Un mundo de gitanos, de amores prohibidos,
de secretos inconfensables y odios ancestrales. Los Heredia
y los Amaya, dos familias enfrentadas.
Hace 25 años Jano Amaya (Antonio Grimau) perdió
al amor de su vida, Amparo (Luisina Brando) quién
se casó con Lázaro Heredia (Arnaldo André),
su amigo de la infancia. El destino jugado por sus padres
hizo que uno se quedara con la mujer del otro y así
nació una rivalidad signada por el odio y la venganza.

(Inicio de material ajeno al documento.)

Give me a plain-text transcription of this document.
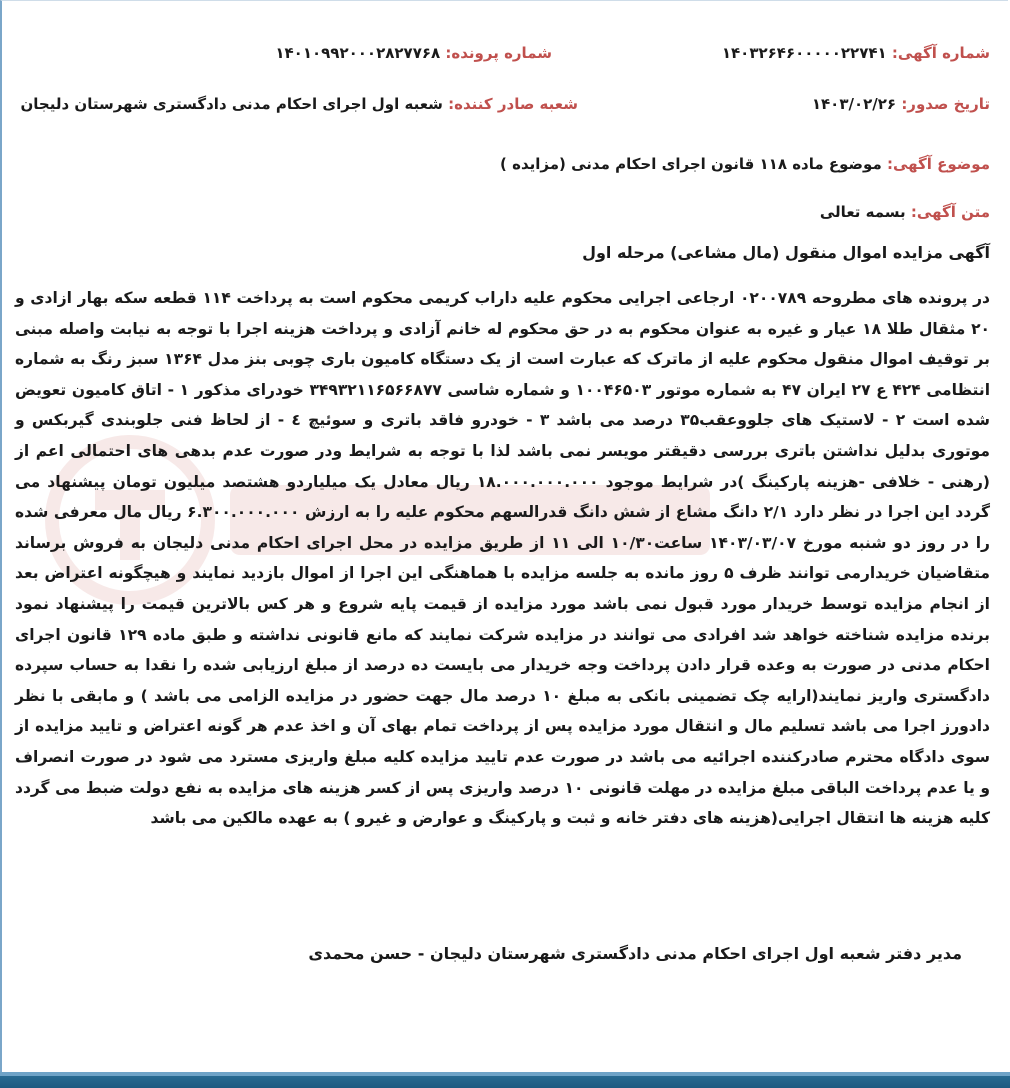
شماره آگهی: ۱۴۰۳۲۶۴۶۰۰۰۰۰۲۲۷۴۱
شماره پرونده: ۱۴۰۱۰۹۹۲۰۰۰۲۸۲۷۷۶۸
تاریخ صدور: ۱۴۰۳/۰۲/۲۶
شعبه صادر کننده: شعبه اول اجرای احکام مدنی دادگستری شهرستان دلیجان
موضوع آگهی: موضوع ماده ۱۱۸ قانون اجرای احکام مدنی (مزایده )
متن آگهی: بسمه تعالی
آگهی مزایده اموال منقول (مال مشاعی) مرحله اول
در پرونده های مطروحه ۰۲۰۰۷۸۹ ارجاعی اجرایی محکوم علیه داراب کریمی محکوم است به پرداخت ۱۱۴ قطعه سکه بهار ازادی و ۲۰ مثقال طلا ۱۸ عیار و غیره به عنوان محکوم به در حق محکوم له خانم آزادی و پرداخت هزینه اجرا با توجه به نیابت واصله مبنی بر توقیف اموال منقول محکوم علیه از ماترک که عبارت است از یک دستگاه کامیون باری چوبی بنز مدل ۱۳۶۴ سبز رنگ به شماره انتظامی ۴۲۴ ع ۲۷ ایران ۴۷ به شماره موتور ۱۰۰۴۶۵۰۳ و شماره شاسی ۳۴۹۳۲۱۱۶۵۶۶۸۷۷ خودرای مذکور ۱ - اتاق کامیون تعویض شده است ۲ - لاستیک های جلووعقب۳۵ درصد می باشد ۳ - خودرو فاقد باتری و سوئیچ ٤ - از لحاظ فنی جلوبندی گیربکس و موتوری بدلیل نداشتن باتری بررسی دقیقتر مویسر نمی باشد لذا با توجه به شرایط ودر صورت عدم بدهی های احتمالی اعم از (رهنی - خلافی -هزینه پارکینگ )در شرایط موجود ۱۸.۰۰۰.۰۰۰.۰۰۰ ریال معادل یک میلیاردو هشتصد میلیون تومان پیشنهاد می گردد این اجرا در نظر دارد ۲/۱ دانگ مشاع از شش دانگ قدرالسهم محکوم علیه را به ارزش ۶.۳۰۰.۰۰۰.۰۰۰ ریال مال معرفی شده را در روز دو شنبه مورخ ۱۴۰۳/۰۳/۰۷ ساعت۱۰/۳۰ الی ۱۱ از طریق مزایده در محل اجرای احکام مدنی دلیجان به فروش برساند متقاضیان خریدارمی توانند ظرف ۵ روز مانده به جلسه مزایده با هماهنگی این اجرا از اموال بازدید نمایند و هیچگونه اعتراض بعد از انجام مزایده توسط خریدار مورد قبول نمی باشد مورد مزایده از قیمت پایه شروع و هر کس بالاترین قیمت را پیشنهاد نمود برنده مزایده شناخته خواهد شد افرادی می توانند در مزایده شرکت نمایند که مانع قانونی نداشته و طبق ماده ۱۲۹ قانون اجرای احکام مدنی در صورت به وعده قرار دادن پرداخت وجه خریدار می بایست ده درصد از مبلغ ارزیابی شده را نقدا به حساب سپرده دادگستری واریز نمایند(ارایه چک تضمینی بانکی به مبلغ ۱۰ درصد مال جهت حضور در مزایده الزامی می باشد ) و مابقی با نظر دادورز اجرا می باشد تسلیم مال و انتقال مورد مزایده پس از پرداخت تمام بهای آن و اخذ عدم هر گونه اعتراض و تایید مزایده از سوی دادگاه محترم صادرکننده اجرائیه می باشد در صورت عدم تایید مزایده کلیه مبلغ واریزی مسترد می شود در صورت انصراف و یا عدم پرداخت الباقی مبلغ مزایده در مهلت قانونی ۱۰ درصد واریزی پس از کسر هزینه های مزایده به نفع دولت ضبط می گردد کلیه هزینه ها انتقال اجرایی(هزینه های دفتر خانه و ثبت و پارکینگ و عوارض و غیرو ) به عهده مالکین می باشد
مدیر دفتر شعبه اول اجرای احکام مدنی دادگستری شهرستان دلیجان - حسن محمدی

Jano Intentará recuperar a Amparo, quien sigue enamorada
de Lázaro, aún cuando ese hombre estaba destinado
a su hermana Alba (Betiana Blum).
Amador (Osvaldo Laport) es uno de
los hermanos de Lázaro y se enamora perdidamente
de Mora Amaya (Julieta Díaz), la hija de Jano que
acaba de llegar de Uruguay, donde vivía con su madre,
después de que ésta abandonara a Jano y fuera
excluída del clan deshonrosamente. El amor de Mora
y Amador se ve impedido por el odio de sus familias y por
la aparición de Josemi (Juan Darthés), el
otro hermano de Lázaro, quien también se enamora
de Mora. Amador decide renunciar a este amor, mientras Isa
(Romina Gaetani), la hija de Alba, cae en el hechizo de
los Heredia y se enamora de él.
Maite (Malena Solda) es la hermana
menor de los Heredia, Lázaro pretende que se case
con un gitano adinerado. Ella no puede rehusarse, pero mantiene
un romance secreto con el Niño (Joaquín Fourriel),
el menor de los Amaya.
Amador no quiere seguir bajo el mando
de su hermano mayor, quien se convirtió en el jefe
de la familia después de la muerte de su padre. Se
enfrenta con Lázaro y decide abrir un lugar sagrado:
el tablado de su padre. Un sitio que después de su
muerte fue cerrado para siempre y que todos los hermanos
juraron no volver a abrir. Cuando el
juramento es violado la armonía familiar se rompe.